2. Section 3 (Construction on github) currently reads, "We align with
[hybrid] except that instead of joining ECDH options with a KEM, we just
have the KEM as a NamedGroup." I think it is a more useful framing to base
this specification (for the use of a standalone algorithm) off of RFC 8446
instead of the draft spec for a hybrid solution. I understand wanting to
align the approach with the approach taken for the hybrid solution, but I
don't think that fact needs to be explicitly documented in this draft. When
this draft is standardized, I think it's important that it is able to be
read, understood, and implemented without needing to refer to the hybrid
draft. It could be stated (how it is in the hybrid draft), "ML-KEM-512 (if
included), ML-KEM-768, and ML-KEM-1024 are represented as a NamedGroup and
sent in the supported_groups extension."



3. On a related note, the hybrid draft says, "Note that TLS 1.3 uses the
phrase "groups" to refer to key exchange algorithms -- for example, the
supported_groups extension -- since all key exchange algorithms in TLS 1.3
are Diffie-Hellman-based.  As a result, some parts of this document will
refer to data structures or messages with the term "group" in them despite
using a key exchange algorithm that is not Diffie-Hellman-based nor a
group."

This seems okay, but on the IANA registry for TLS Supported Groups, it
indicates 0-255 and 512-65535 are for elliptic curve groups, and 256-511
are for FFDH groups.
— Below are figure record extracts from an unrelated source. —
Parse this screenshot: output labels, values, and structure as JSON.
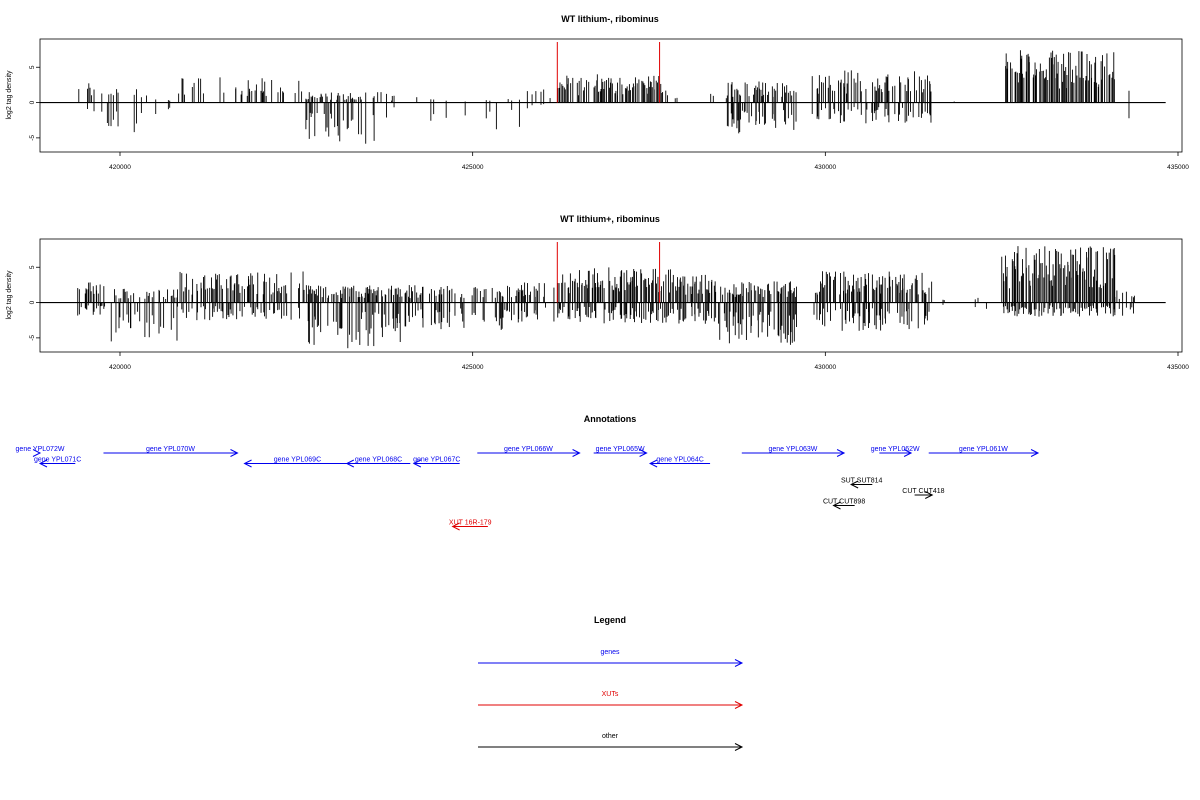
{
  "chart_data": [
    {
      "type": "bar",
      "title": "WT lithium-, ribominus",
      "xlabel": "",
      "ylabel": "log2 tag density",
      "xlim": [
        419400,
        435000
      ],
      "ylim": [
        -7,
        9
      ],
      "xticks": [
        420000,
        425000,
        430000,
        435000
      ],
      "xtick_labels": [
        "420000",
        "425000",
        "430000",
        "435000"
      ],
      "yticks": [
        -5,
        0,
        5
      ],
      "ytick_labels": [
        "-5",
        "0",
        "5"
      ],
      "markers": [
        426200,
        427650
      ],
      "marker_color": "#e00000",
      "bar_color": "#000000",
      "data_extent": [
        419400,
        434400
      ],
      "segments": [
        {
          "x0": 419400,
          "x1": 419800,
          "density": 0.25,
          "pos": 3,
          "neg": 2
        },
        {
          "x0": 419800,
          "x1": 420300,
          "density": 0.35,
          "pos": 2,
          "neg": 4.5
        },
        {
          "x0": 420300,
          "x1": 420800,
          "density": 0.1,
          "pos": 1,
          "neg": 2
        },
        {
          "x0": 420800,
          "x1": 422600,
          "density": 0.3,
          "pos": 3.7,
          "neg": 0
        },
        {
          "x0": 422600,
          "x1": 423800,
          "density": 0.55,
          "pos": 1.5,
          "neg": 6
        },
        {
          "x0": 423800,
          "x1": 424400,
          "density": 0.1,
          "pos": 1,
          "neg": 3
        },
        {
          "x0": 424400,
          "x1": 425700,
          "density": 0.15,
          "pos": 0.5,
          "neg": 4
        },
        {
          "x0": 425700,
          "x1": 426200,
          "density": 0.15,
          "pos": 2.5,
          "neg": 1
        },
        {
          "x0": 426200,
          "x1": 427700,
          "density": 0.7,
          "pos": 4,
          "neg": 0
        },
        {
          "x0": 427700,
          "x1": 428600,
          "density": 0.1,
          "pos": 2,
          "neg": 0
        },
        {
          "x0": 428600,
          "x1": 429600,
          "density": 0.6,
          "pos": 3,
          "neg": 4.5
        },
        {
          "x0": 429800,
          "x1": 431500,
          "density": 0.6,
          "pos": 4.7,
          "neg": 3
        },
        {
          "x0": 431500,
          "x1": 432300,
          "density": 0.05,
          "pos": 0.5,
          "neg": 0
        },
        {
          "x0": 432500,
          "x1": 434100,
          "density": 1.0,
          "pos": 7.5,
          "neg": 0
        },
        {
          "x0": 434100,
          "x1": 434400,
          "density": 0.1,
          "pos": 2,
          "neg": 3
        }
      ]
    },
    {
      "type": "bar",
      "title": "WT lithium+, ribominus",
      "xlabel": "",
      "ylabel": "log2 tag density",
      "xlim": [
        419400,
        435000
      ],
      "ylim": [
        -7,
        9
      ],
      "xticks": [
        420000,
        425000,
        430000,
        435000
      ],
      "xtick_labels": [
        "420000",
        "425000",
        "430000",
        "435000"
      ],
      "yticks": [
        -5,
        0,
        5
      ],
      "ytick_labels": [
        "-5",
        "0",
        "5"
      ],
      "markers": [
        426200,
        427650
      ],
      "marker_color": "#e00000",
      "bar_color": "#000000",
      "data_extent": [
        419400,
        434400
      ],
      "segments": [
        {
          "x0": 419400,
          "x1": 419800,
          "density": 0.6,
          "pos": 3,
          "neg": 2
        },
        {
          "x0": 419800,
          "x1": 420800,
          "density": 0.6,
          "pos": 2,
          "neg": 5.5
        },
        {
          "x0": 420800,
          "x1": 422600,
          "density": 0.6,
          "pos": 4.5,
          "neg": 2.5
        },
        {
          "x0": 422600,
          "x1": 424000,
          "density": 0.8,
          "pos": 2.5,
          "neg": 6.5
        },
        {
          "x0": 424000,
          "x1": 425700,
          "density": 0.5,
          "pos": 2.5,
          "neg": 4
        },
        {
          "x0": 425700,
          "x1": 426200,
          "density": 0.5,
          "pos": 3,
          "neg": 3
        },
        {
          "x0": 426200,
          "x1": 427800,
          "density": 0.9,
          "pos": 5,
          "neg": 3
        },
        {
          "x0": 427800,
          "x1": 428500,
          "density": 0.7,
          "pos": 4,
          "neg": 3
        },
        {
          "x0": 428500,
          "x1": 429600,
          "density": 0.9,
          "pos": 3,
          "neg": 6
        },
        {
          "x0": 429800,
          "x1": 431500,
          "density": 0.8,
          "pos": 4.5,
          "neg": 4
        },
        {
          "x0": 431500,
          "x1": 432300,
          "density": 0.1,
          "pos": 1,
          "neg": 1
        },
        {
          "x0": 432500,
          "x1": 434100,
          "density": 1.0,
          "pos": 8,
          "neg": 2
        },
        {
          "x0": 434100,
          "x1": 434400,
          "density": 0.5,
          "pos": 2,
          "neg": 2
        }
      ]
    }
  ],
  "annotations": {
    "title": "Annotations",
    "colors": {
      "gene": "#0000ee",
      "xut": "#e00000",
      "other": "#000000"
    },
    "features": [
      {
        "label": "gene YPL072W",
        "type": "gene",
        "strand": "+",
        "start": 419400,
        "end": 420000,
        "row": 0
      },
      {
        "label": "gene YPL071C",
        "type": "gene",
        "strand": "-",
        "start": 419950,
        "end": 420500,
        "row": 1
      },
      {
        "label": "gene YPL070W",
        "type": "gene",
        "strand": "+",
        "start": 420900,
        "end": 422800,
        "row": 0
      },
      {
        "label": "gene YPL069C",
        "type": "gene",
        "strand": "-",
        "start": 422900,
        "end": 424400,
        "row": 1
      },
      {
        "label": "gene YPL068C",
        "type": "gene",
        "strand": "-",
        "start": 424350,
        "end": 425250,
        "row": 1
      },
      {
        "label": "gene YPL067C",
        "type": "gene",
        "strand": "-",
        "start": 425300,
        "end": 425950,
        "row": 1
      },
      {
        "label": "gene YPL066W",
        "type": "gene",
        "strand": "+",
        "start": 426200,
        "end": 427650,
        "row": 0
      },
      {
        "label": "gene YPL065W",
        "type": "gene",
        "strand": "+",
        "start": 427850,
        "end": 428600,
        "row": 0
      },
      {
        "label": "gene YPL064C",
        "type": "gene",
        "strand": "-",
        "start": 428650,
        "end": 429500,
        "row": 1
      },
      {
        "label": "gene YPL063W",
        "type": "gene",
        "strand": "+",
        "start": 429950,
        "end": 431400,
        "row": 0
      },
      {
        "label": "gene YPL062W",
        "type": "gene",
        "strand": "+",
        "start": 431900,
        "end": 432350,
        "row": 0
      },
      {
        "label": "gene YPL061W",
        "type": "gene",
        "strand": "+",
        "start": 432600,
        "end": 434150,
        "row": 0
      },
      {
        "label": "SUT SUT814",
        "type": "other",
        "strand": "-",
        "start": 431500,
        "end": 431800,
        "row": 3
      },
      {
        "label": "CUT CUT418",
        "type": "other",
        "strand": "+",
        "start": 432400,
        "end": 432650,
        "row": 4
      },
      {
        "label": "CUT CUT898",
        "type": "other",
        "strand": "-",
        "start": 431250,
        "end": 431550,
        "row": 5
      },
      {
        "label": "XUT 16R-179",
        "type": "xut",
        "strand": "-",
        "start": 425850,
        "end": 426350,
        "row": 7
      }
    ]
  },
  "legend": {
    "title": "Legend",
    "items": [
      {
        "label": "genes",
        "color": "#0000ee"
      },
      {
        "label": "XUTs",
        "color": "#e00000"
      },
      {
        "label": "other",
        "color": "#000000"
      }
    ]
  }
}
Where does ML-KEM fit in? Do ranges need to be
re-evaluated? As an example, for IKEv2, RFC 9370 changes the name of
Transform Type 4 from Diffie-Hellman Group to Key Exchange Method in order
to accommodate QR KEMs.



4. In the Discussion section (on github), does the portion on failures
need to contain more information about how a failure should be handled in
TLS? Should a decrypt_error alert be sent?



5. In Section 4 (or Security Considerations on github), this may be a
silly question, but is the definition of "commits" well-understood (in the
first sentence on datatracker; in the first sentence of Binding properties
on github)? It is not used in RFC 8446 so it might be worth explaining the
meaning or using different phrasing in this sentence.



Also, what are the WG's thoughts on including standalone PQC signatures
in the same draft?



Thanks in advance!



Rebecca



Rebecca Guthrie

she/her

Center for Cybersecurity Standards (CCSS)

Cybersecurity Collaboration Center (CCC)

National Security Agency (NSA)



*From:* TLS <tls-boun...@ietf.org> *On Behalf Of * Deirdre Connolly
*Sent:* Tuesday, March 5, 2024 9:15 PM
*To:* TLS@ietf.org
*Subject:* [TLS] ML-KEM key agreement for TLS 1.3



I have uploaded a preliminary version of ML-KEM for TLS 1.3
<https://datatracker.ietf.org/doc/draft-connolly-tls-mlkem-key-agreement/>
and have a more fleshed out
<https://github.com/dconnolly/draft-tls-mlkem-key-agreement> version to
be uploaded when datatracker opens. It is a straightforward new
`NamedGroup` to support key agreement via ML-KEM-768 or ML-KEM-1024, in a
very similar style to -hybrid-design
<https://datatracker.ietf.org/doc/draft-ietf-tls-hybrid-design/>.



It will be nice to have pure-PQ options (that are FIPS / CNSA 2.0
compatible) ready to go when users are ready to use them.